August’s 12 in 12 Challenge is to read 12 books from my to-be-read pile written by women about women. This is a theme which promises lots of variety in the month. The first book I have read is a true crime/social history book called The Burning of Bridget Cleary by Angela Bourke.
This is not really a true crime book in that it is known who committed the murder. It happened in rural Ireland in 1895 when Bridget’s husband burned his sick wife to death by throwing paraffin over her and putting her in the fire. He claimed that it was necessary to do so because the fairies had taken his wife and if he burned the woman in front of him the fairies would return her.
You could dismiss this just as a case of someone with a severe mental health problem and a fixation on fairies or perhaps an extreme case of gender based violence but the author writes a fascinating book in which she unravels the threads of this story much further and includes some very interesting information about the use of folklore in pre-literate societies.

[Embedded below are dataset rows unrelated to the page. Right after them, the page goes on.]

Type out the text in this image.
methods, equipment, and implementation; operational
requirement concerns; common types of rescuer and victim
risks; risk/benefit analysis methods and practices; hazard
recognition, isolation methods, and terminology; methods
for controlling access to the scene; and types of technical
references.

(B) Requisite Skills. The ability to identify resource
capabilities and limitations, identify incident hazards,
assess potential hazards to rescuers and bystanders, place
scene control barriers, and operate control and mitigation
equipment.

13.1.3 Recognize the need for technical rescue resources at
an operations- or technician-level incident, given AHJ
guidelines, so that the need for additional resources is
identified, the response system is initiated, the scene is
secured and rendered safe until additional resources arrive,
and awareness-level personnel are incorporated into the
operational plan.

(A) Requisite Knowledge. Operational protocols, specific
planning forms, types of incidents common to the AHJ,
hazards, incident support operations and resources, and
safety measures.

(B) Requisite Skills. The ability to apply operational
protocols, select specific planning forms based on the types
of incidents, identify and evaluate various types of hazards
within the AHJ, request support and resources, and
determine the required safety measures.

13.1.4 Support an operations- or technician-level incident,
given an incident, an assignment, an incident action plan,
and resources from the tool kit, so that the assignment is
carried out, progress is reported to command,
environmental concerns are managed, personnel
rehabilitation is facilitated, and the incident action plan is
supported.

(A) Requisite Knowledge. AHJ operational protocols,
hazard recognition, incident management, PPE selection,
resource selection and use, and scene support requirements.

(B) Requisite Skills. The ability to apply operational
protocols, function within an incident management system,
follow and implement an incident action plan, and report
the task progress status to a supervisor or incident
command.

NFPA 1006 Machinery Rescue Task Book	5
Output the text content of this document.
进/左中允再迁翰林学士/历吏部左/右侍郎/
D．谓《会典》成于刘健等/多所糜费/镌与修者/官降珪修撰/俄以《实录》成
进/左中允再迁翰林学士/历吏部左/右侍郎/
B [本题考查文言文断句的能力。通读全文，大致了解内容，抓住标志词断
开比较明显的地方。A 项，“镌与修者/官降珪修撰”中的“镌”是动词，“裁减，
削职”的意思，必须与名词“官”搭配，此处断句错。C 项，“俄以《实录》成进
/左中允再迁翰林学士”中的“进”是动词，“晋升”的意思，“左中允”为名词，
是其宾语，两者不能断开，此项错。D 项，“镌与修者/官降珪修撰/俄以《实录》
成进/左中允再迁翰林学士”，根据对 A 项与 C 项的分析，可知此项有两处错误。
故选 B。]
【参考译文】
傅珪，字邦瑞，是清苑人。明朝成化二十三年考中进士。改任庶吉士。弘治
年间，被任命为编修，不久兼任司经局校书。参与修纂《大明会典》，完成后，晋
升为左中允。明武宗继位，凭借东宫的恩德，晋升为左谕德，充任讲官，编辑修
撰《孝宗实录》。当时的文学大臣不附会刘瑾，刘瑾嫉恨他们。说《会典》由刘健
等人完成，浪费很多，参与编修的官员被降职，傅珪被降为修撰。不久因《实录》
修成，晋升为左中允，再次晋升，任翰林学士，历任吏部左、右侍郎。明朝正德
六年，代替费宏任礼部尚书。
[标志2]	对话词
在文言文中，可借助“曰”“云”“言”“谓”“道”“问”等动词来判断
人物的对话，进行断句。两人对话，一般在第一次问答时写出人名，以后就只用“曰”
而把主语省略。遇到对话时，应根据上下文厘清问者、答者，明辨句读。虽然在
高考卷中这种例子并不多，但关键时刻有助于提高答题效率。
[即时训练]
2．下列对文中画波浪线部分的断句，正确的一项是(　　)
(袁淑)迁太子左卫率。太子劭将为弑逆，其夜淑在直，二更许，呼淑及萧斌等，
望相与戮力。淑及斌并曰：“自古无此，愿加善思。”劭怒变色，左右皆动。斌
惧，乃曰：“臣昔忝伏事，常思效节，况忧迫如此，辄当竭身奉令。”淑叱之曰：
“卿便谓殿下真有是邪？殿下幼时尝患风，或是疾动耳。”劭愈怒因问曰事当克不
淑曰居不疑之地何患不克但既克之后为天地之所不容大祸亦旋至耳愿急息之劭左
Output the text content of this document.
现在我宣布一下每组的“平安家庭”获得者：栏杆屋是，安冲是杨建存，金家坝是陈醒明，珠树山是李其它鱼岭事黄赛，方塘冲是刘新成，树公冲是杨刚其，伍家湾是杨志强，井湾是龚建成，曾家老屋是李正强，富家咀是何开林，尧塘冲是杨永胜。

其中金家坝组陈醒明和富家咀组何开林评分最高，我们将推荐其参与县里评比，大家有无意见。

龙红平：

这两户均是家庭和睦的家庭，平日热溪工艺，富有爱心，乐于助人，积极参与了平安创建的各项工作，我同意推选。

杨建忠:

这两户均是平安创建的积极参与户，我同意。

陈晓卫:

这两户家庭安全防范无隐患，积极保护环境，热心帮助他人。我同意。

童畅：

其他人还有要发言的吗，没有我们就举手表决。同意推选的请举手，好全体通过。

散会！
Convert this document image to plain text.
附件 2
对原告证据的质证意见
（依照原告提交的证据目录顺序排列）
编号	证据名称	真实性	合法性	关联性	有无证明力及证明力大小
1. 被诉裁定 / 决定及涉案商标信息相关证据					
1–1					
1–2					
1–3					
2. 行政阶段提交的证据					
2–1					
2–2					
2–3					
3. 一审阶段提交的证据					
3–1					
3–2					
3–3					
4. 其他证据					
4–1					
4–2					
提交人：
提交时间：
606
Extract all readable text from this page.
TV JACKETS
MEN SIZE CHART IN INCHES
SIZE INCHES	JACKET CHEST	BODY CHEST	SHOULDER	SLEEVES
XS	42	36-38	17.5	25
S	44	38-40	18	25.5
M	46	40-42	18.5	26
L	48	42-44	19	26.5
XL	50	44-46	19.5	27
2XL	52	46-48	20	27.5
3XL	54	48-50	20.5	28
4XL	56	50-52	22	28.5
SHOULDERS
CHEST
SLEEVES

In 1895 rural Ireland, much depopulated after the Great Famine, was in a transitional phase from an oral society to a more literate one. Bridget and her husband Michael were both able to read although many of their living family didn’t have that skill. Both Michael and Bridget were more skilled than most of their neighbours; Michael was a cooper, possibly at a nearby large brewery, and Bridget made her living as a seamstress with her own sewing machine which was very different from the lives of those around them who were mostly rural workers.
The author argues that the stories about fairies and changelings grew up to explain difference – autism, disabled children, strokes, changes in personality, dementia, barrenness, etc. These were all things that the community had no ready way to understand and the fairy narrative provided an easy to understand explanation for people to accommodate these things in their lives. Bridget was without a child, she was independent and apparently often quite loud. She didn’t fit in with the local community and she represented a change in the position of women in society for which they were possibly unprepared. Michael may have believed in the local folklore or he may have felt that he had to go along with what people said in case they turned on him next – he may also have had a problem with his mental health that made him irrational. Whatever the reasoning behind what Michael did he was not alone on the burning and many family members and neighbours were encouraging him to take action. It must have been a tense and frightening scene in the tiny cottage when the murder occurred.
This is a great read and very informative. It shows how suspicion of change in society and the social order can produce action, up to and including violence, from those who feel threatened. It shows how the growing independence of women was feared in traditional societies. There is a lot of interesting social history about living conditions at the time in rural Ireland, access to medical care, how extended families lived and the changes that were occurring and why they were happening. I really enjoyed it despite the difficult subject matter – it opened my eyes to a lot of new things.